Winnie Byanyima : « C’est puissant d’être différent. Je n’hésite jamais à être moi-même’

La plupart des dirigeants ont dû gérer des conflits pour survivre et s’élever au sein de leurs organisations, mais peu ont déjà été confrontés au genre d’expériences de première ligne que Winnie Byanyima a surmontées.

En tant qu’Ougandaise, elle a traversé la tourmente postcoloniale de son pays pour obtenir une place dans une université de premier plan. Mais elle et sa famille sont rapidement devenues des réfugiés au Royaume-Uni via le Kenya car ils ont été contraints de fuir la persécution. Elle a repris ses études à l’Université de Manchester, excellant dans les matières à prédominance masculine de l’ingénierie aéronautique et des sciences de l’environnement. Elle a ensuite refusé une bourse aux États-Unis pour retourner en Ouganda et entrer en politique.

« Je suis une nomade, dit-elle. « Je me suis égaré dans différentes choses en tant que personne curieuse et passionnée par la justice sociale. »

En tant qu’activiste politique et organisateur communautaire, lorsque le régime de Milton Obote a basculé vers la dictature de son prédécesseur déchu Idi Amin, Byanyima a rejoint le mouvement de guérilla clandestin ougandais pour aider à le renverser en faveur de Yoweri Museveni.

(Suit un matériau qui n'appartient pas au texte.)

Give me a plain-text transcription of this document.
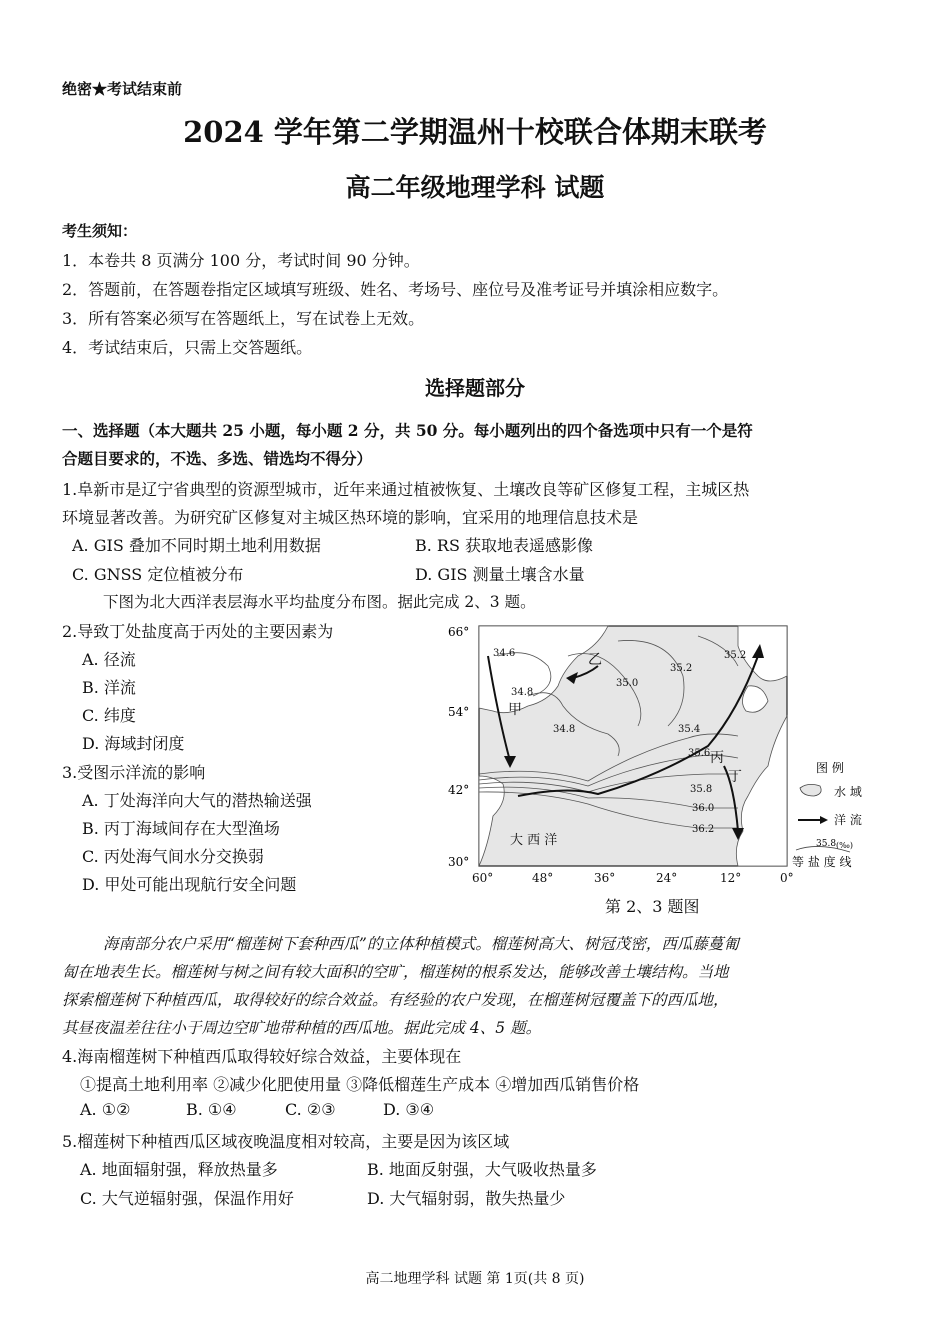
绝密★考试结束前
2024 学年第二学期温州十校联合体期末联考
高二年级地理学科 试题
考生须知：
1．本卷共 8 页满分 100 分，考试时间 90 分钟。
2．答题前，在答题卷指定区域填写班级、姓名、考场号、座位号及准考证号并填涂相应数字。
3．所有答案必须写在答题纸上，写在试卷上无效。
4．考试结束后，只需上交答题纸。
选择题部分
一、选择题（本大题共 25 小题，每小题 2 分，共 50 分。每小题列出的四个备选项中只有一个是符
合题目要求的，不选、多选、错选均不得分）
1.阜新市是辽宁省典型的资源型城市，近年来通过植被恢复、土壤改良等矿区修复工程，主城区热
环境显著改善。为研究矿区修复对主城区热环境的影响，宜采用的地理信息技术是
A. GIS 叠加不同时期土地利用数据	B. RS 获取地表遥感影像
C. GNSS 定位植被分布	D. GIS 测量土壤含水量
下图为北大西洋表层海水平均盐度分布图。据此完成 2、3 题。
2.导致丁处盐度高于丙处的主要因素为
A. 径流
B. 洋流
C. 纬度
D. 海域封闭度
3.受图示洋流的影响
A. 丁处海洋向大气的潜热输送强
B. 丙丁海域间存在大型渔场
C. 丙处海气间水分交换弱
D. 甲处可能出现航行安全问题
66°
54°
42°
30°
34.6
34.8
35.0
35.2
35.2
34.8	35.4
35.6
35.8
36.0
36.2
乙
甲
丙
丁
大 西 洋
60°	48°	36°	24°	12°	0°
图 例
水 域
洋 流
35.8 (‰)
等 盐 度 线
第 2、3 题图
海南部分农户采用“榴莲树下套种西瓜”的立体种植模式。榴莲树高大、树冠茂密，西瓜藤蔓匍
匐在地表生长。榴莲树与树之间有较大面积的空旷，榴莲树的根系发达，能够改善土壤结构。当地
探索榴莲树下种植西瓜，取得较好的综合效益。有经验的农户发现，在榴莲树冠覆盖下的西瓜地，
其昼夜温差往往小于周边空旷地带种植的西瓜地。据此完成 4、5 题。
4.海南榴莲树下种植西瓜取得较好综合效益，主要体现在
①提高土地利用率 ②减少化肥使用量 ③降低榴莲生产成本 ④增加西瓜销售价格
A. ①②	B. ①④	C. ②③	D. ③④
5.榴莲树下种植西瓜区域夜晚温度相对较高，主要是因为该区域
A. 地面辐射强，释放热量多	B. 地面反射强，大气吸收热量多
C. 大气逆辐射强，保温作用好	D. 大气辐射弱，散失热量少
高二地理学科 试题 第 1页(共 8 页)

Après une période de représentation du gouvernement ougandais à l’étranger et de travail pour des organisations internationales axées sur les droits des femmes, elle a été nommée à la tête d’Oxfam International en 2013. Là, elle a dirigé les efforts pour « décoloniser » l’organisation caritative, qui avait été co-fondée par des donateurs « très privilégiés ». à Oxford, et a déplacé son siège au Kenya.

Elle a également aidé à superviser sa réponse aux scandales d’abus sexuels, avant d’être nommée il y a deux ans pour diriger le Programme commun des Nations Unies sur le VIH/sida (UNAids). Son objectif de lutter contre le virus avait été retardé par problèmes de harcèlement interne.

Byanyima se souvient avoir grandi en colère et effrayé sous le régime répressif d’Amin. « J’ai vu mes amis être récupérés à l’école et revenir après une semaine le crâne rasé, signe qu’ils pleuraient la perte de leur père et qu’ils n’avaient même pas pu l’enterrer », dit-elle.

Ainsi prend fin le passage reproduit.